Была и еще одна важная причина душевной привязанности Кольки-дзыка к
залетной певичке. Ее звали так же, как жену дяди Никандра, Томой, и статью
она напоминала тетю Тому, каждую весну навещающую болезного племяша.
Пароходы до Нарыма ходили редко, и, просчитав про себя, когда в
нарымском краю кончится весенняя огородная пора, навешная охота и рыбалка,
Колька-дзык катил к пристани встречать дорогую гостью, предварительно
очистив свое помещение от всякого пришлого народу.
Еще издали заметив тетю Тому, впереди всех стоящую на выходе,
раздвинувшую могучим телом толпу, Колька командовал парнишкам, всегда вокруг
него вертевшимся: "Вихорем к трапу принимать багаж у тети Томы!".
Тетя Тома, обвешанная котомками, катя ногой впереди себя бочоночек с
соленым максуном, со слезами крестила и целовала племяша: "Горемышный ты
наш, горемышный. Живой ишшо. Пьешь?". "Быват", - скромно опускал глаза
племянник.
Погрузив на тележку бочоночек с рыбой и все, что могло помимо Кольки
поместиться на его транспорте, навесив на него мешок, тетя Тома подцепляла
тележку племяша железным крючком и волокла воз от пристани к бараку 34-бис
почти через весь город. Колька-дзык, сидя на тележке в обнимку с бочонком, с
мешком за плечами, кричал на всю улицу: "Дз-ззык, воен-ные!", это в том
смысле, что задавим, дескать, всех мы с тетей Томой, кто на пути
подвернется, бодро пел истоньшившимся до нитки голоском: "Середь шумынага
бал-ла тетя Тома явилась, как гений чистой красоты".
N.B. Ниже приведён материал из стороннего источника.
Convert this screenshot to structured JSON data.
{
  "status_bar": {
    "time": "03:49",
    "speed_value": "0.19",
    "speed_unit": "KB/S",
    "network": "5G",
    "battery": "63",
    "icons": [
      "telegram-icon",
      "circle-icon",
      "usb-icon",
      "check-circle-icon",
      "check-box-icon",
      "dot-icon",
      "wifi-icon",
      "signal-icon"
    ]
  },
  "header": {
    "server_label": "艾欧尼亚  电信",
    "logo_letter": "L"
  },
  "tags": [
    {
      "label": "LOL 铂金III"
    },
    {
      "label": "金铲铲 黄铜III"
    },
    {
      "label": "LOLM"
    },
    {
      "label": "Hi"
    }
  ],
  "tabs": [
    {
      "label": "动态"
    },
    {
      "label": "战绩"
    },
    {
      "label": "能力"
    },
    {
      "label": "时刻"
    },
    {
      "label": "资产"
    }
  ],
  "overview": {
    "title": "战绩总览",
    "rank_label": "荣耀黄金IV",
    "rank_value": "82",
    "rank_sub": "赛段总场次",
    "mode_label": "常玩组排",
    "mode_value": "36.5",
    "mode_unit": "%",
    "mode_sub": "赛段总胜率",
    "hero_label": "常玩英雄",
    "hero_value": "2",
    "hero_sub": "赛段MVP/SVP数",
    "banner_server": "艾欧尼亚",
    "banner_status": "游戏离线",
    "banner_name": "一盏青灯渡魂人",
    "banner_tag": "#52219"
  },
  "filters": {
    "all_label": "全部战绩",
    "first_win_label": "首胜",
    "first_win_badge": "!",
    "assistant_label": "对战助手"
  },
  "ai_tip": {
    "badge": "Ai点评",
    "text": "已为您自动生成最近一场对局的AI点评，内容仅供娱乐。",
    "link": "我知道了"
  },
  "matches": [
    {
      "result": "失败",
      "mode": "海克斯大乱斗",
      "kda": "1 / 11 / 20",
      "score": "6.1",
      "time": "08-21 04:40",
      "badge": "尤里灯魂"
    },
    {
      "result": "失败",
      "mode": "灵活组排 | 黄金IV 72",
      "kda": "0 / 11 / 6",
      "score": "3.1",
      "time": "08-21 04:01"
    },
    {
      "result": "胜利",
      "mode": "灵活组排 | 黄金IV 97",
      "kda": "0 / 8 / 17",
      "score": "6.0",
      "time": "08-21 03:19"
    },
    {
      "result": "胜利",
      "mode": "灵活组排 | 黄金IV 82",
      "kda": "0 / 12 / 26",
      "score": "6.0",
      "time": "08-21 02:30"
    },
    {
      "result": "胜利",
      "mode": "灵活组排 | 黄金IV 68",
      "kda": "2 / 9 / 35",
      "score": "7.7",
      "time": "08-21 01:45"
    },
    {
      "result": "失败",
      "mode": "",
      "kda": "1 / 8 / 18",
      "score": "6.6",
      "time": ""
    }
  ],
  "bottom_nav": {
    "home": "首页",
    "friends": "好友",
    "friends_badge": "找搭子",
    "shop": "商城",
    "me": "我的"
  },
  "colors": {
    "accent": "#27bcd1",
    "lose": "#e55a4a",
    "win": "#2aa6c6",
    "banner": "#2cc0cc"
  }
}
В комнате племянника, не обнаружив никакого имущества, даже тех
обносков, что привозила в прошлом году, тетя Тома перво-наперво поводила
носом, как лайка-бельчатница, берущая тайгу поверху, и твердо заключала:
- Дефти были. А чево делали?
- Романсы пели. Веселились.
- Чево болтаешь-то, ково оплести хочешь? Я, думаш, не знаю, каки
романсы поют дефти? Тоже их пела, когда Ермилка-Жиган перьвый раз меня на
сеновале засупонил. На всю деревню петь хотелось, да я сдордживалась.
- А дядя Никандр че? - хитро сощуривался племянник.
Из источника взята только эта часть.